Head of autism research and development at Abbot’s Lea School is awarded a PhD
Abbot’s Lea School’s head of autism research and development has successfully completed her doctoral studies, with the award of the highest possible academic qualification, a PhD, further enhancing the school’s focus on research and evidence-based practice.
Dr Sara Muršić completed her doctoral thesis titled ‘Exploring the implementation of augmented reality in primary schools: Research on engagement and experience of pupils associated with ADHD and their neurotypical peers in using augmented reality learning tools’.
The aim of the research was to explore engagement and experience of learning with augmented reality (AR) learning game scenarios for pupils in Years 4-6 in four local primary schools.
The research carefully analysed the interaction between pupils associated with the label of Attention Deficit/Hyperactivity Disorder (ADHD) and their peers on individual and collaborative tasks. The AR-enabled learning materials were designed to explore various levels of kinaesthetic elements and digital content and find optimal balance between the two.
Dr Muršić, originally from Croatia, moved to Liverpool in 2017 to complete her PhD at Edge Hill University. Prior to this, she was studying in Latvia where she gained a master’s degree in educational treatment of diversity.
Abbot’s Lea School appointed Dr Muršić in 2020 to lead its autism research and development function of the school.
Sara’s role is imperative at Abbot’s Lea School as she works with the staff, students and their families to implement innovative support methods in order to improve the lives of children and young people with autism and other complex learning differences.
Sara is building relationships with other research practitioners around the world, putting their findings into practice and improving the education of students at the school.
She is also responsible for quality assuring all strategic school development plans with empirical evidence, so that the programmes of education, specialist support, development of life skills and the use of the learning environment is optimised.
Speaking about her PhD, Dr Muršić said: “It takes courage and dedication to do a PhD in a foreign language, but it was a great preparation for my current strategic job of overcoming boundaries and changing perceptions about neurodiversity in the local and international community. My academic background now helps me bridge the gap between research and practice, which is something every school needs.”
Headteacher, Mrs Ania Hildrey, said: “A huge congratulations to Dr Sara Muršić! We are all very proud of her and this success is testament to Sara’s professional expertise, her academic credentials and acumen and, very crucially, her absolute hard work and dedication.
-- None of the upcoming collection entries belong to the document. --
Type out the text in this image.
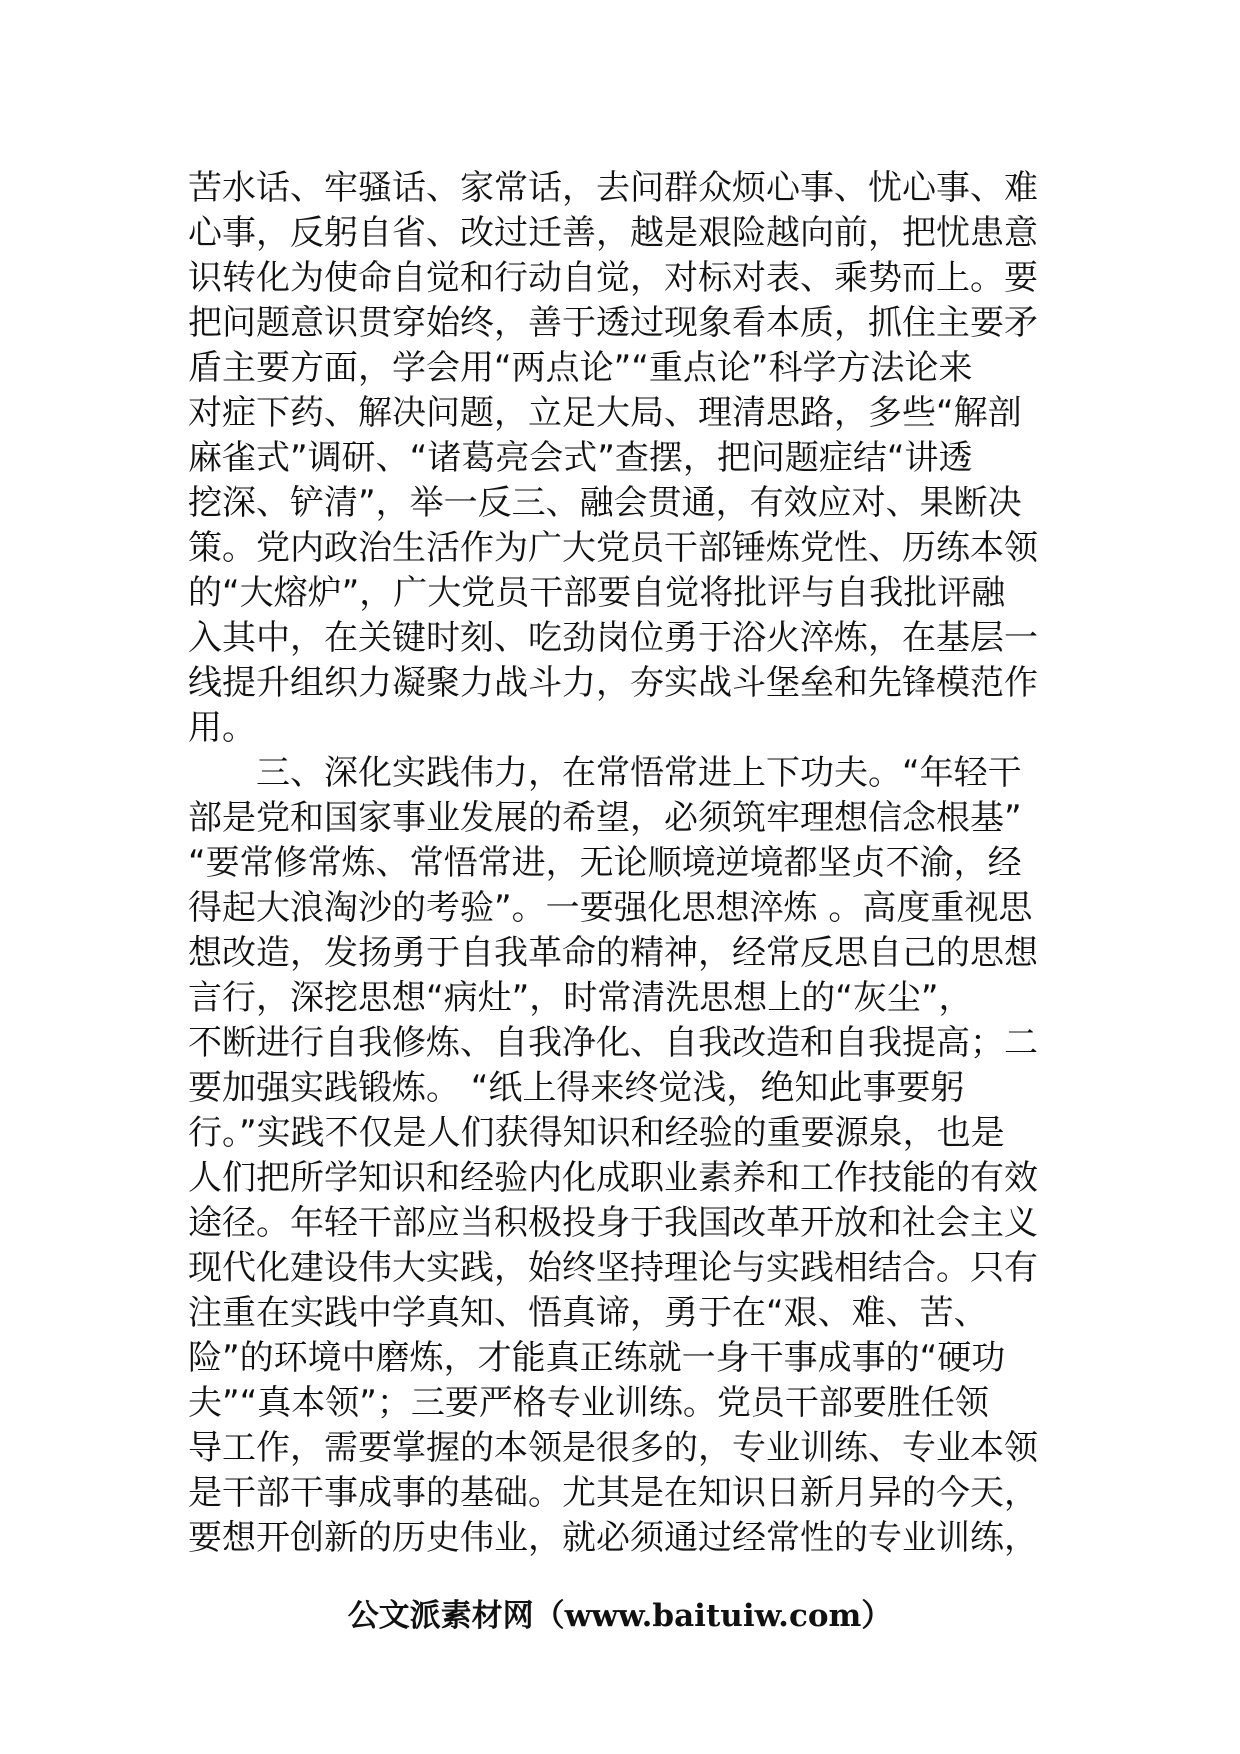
苦水话、牢骚话、家常话，去问群众烦心事、忧心事、难
心事，反躬自省、改过迁善，越是艰险越向前，把忧患意
识转化为使命自觉和行动自觉，对标对表、乘势而上。要
把问题意识贯穿始终，善于透过现象看本质，抓住主要矛
盾主要方面，学会用“两点论”“重点论”科学方法论来
对症下药、解决问题，立足大局、理清思路，多些“解剖
麻雀式”调研、“诸葛亮会式”查摆，把问题症结“讲透
挖深、铲清”，举一反三、融会贯通，有效应对、果断决
策。党内政治生活作为广大党员干部锤炼党性、历练本领
的“大熔炉”，广大党员干部要自觉将批评与自我批评融
入其中，在关键时刻、吃劲岗位勇于浴火淬炼，在基层一
线提升组织力凝聚力战斗力，夯实战斗堡垒和先锋模范作
用。
　　三、深化实践伟力，在常悟常进上下功夫。“年轻干
部是党和国家事业发展的希望，必须筑牢理想信念根基”
“要常修常炼、常悟常进，无论顺境逆境都坚贞不渝，经
得起大浪淘沙的考验”。一要强化思想淬炼 。高度重视思
想改造，发扬勇于自我革命的精神，经常反思自己的思想
言行，深挖思想“病灶”，时常清洗思想上的“灰尘”，
不断进行自我修炼、自我净化、自我改造和自我提高；二
要加强实践锻炼。 “纸上得来终觉浅，绝知此事要躬
行。”实践不仅是人们获得知识和经验的重要源泉，也是
人们把所学知识和经验内化成职业素养和工作技能的有效
途径。年轻干部应当积极投身于我国改革开放和社会主义
现代化建设伟大实践，始终坚持理论与实践相结合。只有
注重在实践中学真知、悟真谛，勇于在“艰、难、苦、
险”的环境中磨炼，才能真正练就一身干事成事的“硬功
夫”“真本领”；三要严格专业训练。党员干部要胜任领
导工作，需要掌握的本领是很多的，专业训练、专业本领
是干部干事成事的基础。尤其是在知识日新月异的今天，
要想开创新的历史伟业，就必须通过经常性的专业训练，
公文派素材网（www.baituiw.com）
“Evidence-based practice is an incredibly important aspect in education and Sara’s exceptional achievement will further enhance our school’s offering to current and prospective students, whilst also cementing our position locally, nationally and internationally as a forwarding-thinking specialist school.
“Overall, whilst the role of research and development in schools is rare, in our setting it is invaluable as it challenges us in our beliefs (at times limiting!) and it supports our journey of becoming an international centre of excellence for autism education, research and professional development.”